African Pearl: AIDS, loss and redemption in the shadow of the Rwenzori Mountains

Pamela Brown-Peterside

Single, burned out and on the cusp of forty, Irish-Nigerian New Yorker, Pamela Brown-
   Peterside, is yearning for meaning when she exchanges a stable US career in HIV research for the lush but AIDS-hit valleys of western Uganda. Ambivalent about missions, Pamela unwittingly joins an American missionary-medical couple
   committed to preventing HIV infections in newborns. Within days, she learns they have to leave and she finds herself alone and in charge. Confronted by personal illness, ever-present death and a devastating Ebola outbreak, Pamela faces uncomfortable questions of identity, sacrifice and calling even as the AIDS programme succeeds.
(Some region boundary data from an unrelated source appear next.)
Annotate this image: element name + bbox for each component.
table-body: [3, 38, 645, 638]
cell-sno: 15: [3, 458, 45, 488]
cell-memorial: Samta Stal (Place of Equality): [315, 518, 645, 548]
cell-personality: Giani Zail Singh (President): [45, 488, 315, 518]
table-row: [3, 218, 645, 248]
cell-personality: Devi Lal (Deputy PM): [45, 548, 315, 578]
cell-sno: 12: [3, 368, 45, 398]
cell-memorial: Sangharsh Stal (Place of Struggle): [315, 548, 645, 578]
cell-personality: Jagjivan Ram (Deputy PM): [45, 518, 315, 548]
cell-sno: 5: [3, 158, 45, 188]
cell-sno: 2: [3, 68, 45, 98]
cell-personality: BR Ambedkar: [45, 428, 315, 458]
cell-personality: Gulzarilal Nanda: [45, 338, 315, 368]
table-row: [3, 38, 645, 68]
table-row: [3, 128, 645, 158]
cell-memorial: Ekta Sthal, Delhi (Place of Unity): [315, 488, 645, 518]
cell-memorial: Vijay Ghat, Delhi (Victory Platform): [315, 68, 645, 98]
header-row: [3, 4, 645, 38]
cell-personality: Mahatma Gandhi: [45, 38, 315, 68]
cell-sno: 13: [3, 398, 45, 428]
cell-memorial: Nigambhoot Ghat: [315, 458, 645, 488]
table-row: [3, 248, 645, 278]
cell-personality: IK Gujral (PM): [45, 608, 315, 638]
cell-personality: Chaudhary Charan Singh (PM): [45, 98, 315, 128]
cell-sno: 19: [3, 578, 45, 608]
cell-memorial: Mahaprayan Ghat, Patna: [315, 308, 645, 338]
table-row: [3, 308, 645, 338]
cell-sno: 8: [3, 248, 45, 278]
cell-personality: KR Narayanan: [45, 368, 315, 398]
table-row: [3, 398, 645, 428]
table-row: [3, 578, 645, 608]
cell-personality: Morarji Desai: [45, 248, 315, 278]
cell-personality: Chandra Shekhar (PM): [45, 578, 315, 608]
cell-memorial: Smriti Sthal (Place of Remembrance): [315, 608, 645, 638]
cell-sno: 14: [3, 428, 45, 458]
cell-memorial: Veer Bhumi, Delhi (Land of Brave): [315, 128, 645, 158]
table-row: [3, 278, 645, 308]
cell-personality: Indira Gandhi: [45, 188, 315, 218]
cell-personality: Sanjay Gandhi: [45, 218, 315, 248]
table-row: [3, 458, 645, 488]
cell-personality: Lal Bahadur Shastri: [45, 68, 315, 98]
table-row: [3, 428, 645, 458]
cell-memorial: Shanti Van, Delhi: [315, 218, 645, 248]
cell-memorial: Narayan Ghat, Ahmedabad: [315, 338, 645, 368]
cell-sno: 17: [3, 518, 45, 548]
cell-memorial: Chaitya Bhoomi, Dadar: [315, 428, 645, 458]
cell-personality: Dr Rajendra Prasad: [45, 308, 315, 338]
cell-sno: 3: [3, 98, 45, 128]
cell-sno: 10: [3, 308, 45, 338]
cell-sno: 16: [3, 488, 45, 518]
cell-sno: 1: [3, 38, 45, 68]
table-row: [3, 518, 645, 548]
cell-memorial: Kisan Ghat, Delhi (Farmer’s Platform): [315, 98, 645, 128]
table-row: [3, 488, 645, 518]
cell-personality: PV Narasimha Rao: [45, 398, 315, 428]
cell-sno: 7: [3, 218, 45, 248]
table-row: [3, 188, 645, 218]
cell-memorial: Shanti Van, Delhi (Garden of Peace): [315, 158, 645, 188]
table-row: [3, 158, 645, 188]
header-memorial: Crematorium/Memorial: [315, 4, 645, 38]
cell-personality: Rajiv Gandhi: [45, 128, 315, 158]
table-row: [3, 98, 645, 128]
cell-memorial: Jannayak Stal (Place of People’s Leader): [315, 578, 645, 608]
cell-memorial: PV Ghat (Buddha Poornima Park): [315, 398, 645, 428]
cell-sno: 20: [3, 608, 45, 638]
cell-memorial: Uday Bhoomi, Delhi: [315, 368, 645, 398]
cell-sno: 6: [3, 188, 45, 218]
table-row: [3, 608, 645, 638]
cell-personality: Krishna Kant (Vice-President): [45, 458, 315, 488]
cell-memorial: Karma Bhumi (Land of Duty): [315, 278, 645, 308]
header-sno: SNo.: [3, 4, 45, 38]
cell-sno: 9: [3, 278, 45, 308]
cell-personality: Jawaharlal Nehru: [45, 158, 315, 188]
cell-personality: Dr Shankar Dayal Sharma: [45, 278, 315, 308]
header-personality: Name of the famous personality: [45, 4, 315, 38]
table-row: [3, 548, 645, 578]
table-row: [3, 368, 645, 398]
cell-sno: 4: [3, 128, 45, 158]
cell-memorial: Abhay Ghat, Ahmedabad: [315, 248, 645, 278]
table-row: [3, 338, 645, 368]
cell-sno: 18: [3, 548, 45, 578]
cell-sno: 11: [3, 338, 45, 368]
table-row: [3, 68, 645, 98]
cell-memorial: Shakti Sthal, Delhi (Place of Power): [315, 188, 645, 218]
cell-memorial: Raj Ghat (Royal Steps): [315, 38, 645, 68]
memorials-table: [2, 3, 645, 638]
Vulnerable, inspiring and honest, Pamela’s gripping account of an African returning to Africa and experiencing it as an outsider tells how she rediscovered God’s grace both for herself and those she went to serve.
   
   Bio:
   Born and raised in Jos,Nigeria, Pamela Brown-Peterside obtained a Ph.D. in sociomedical sciences from Columbia University in New York City, where she lived for more than twenty years. Following her time in Uganda, she worked at Redeemer Presbyterian Church in New York and then at London City Mission in the UK.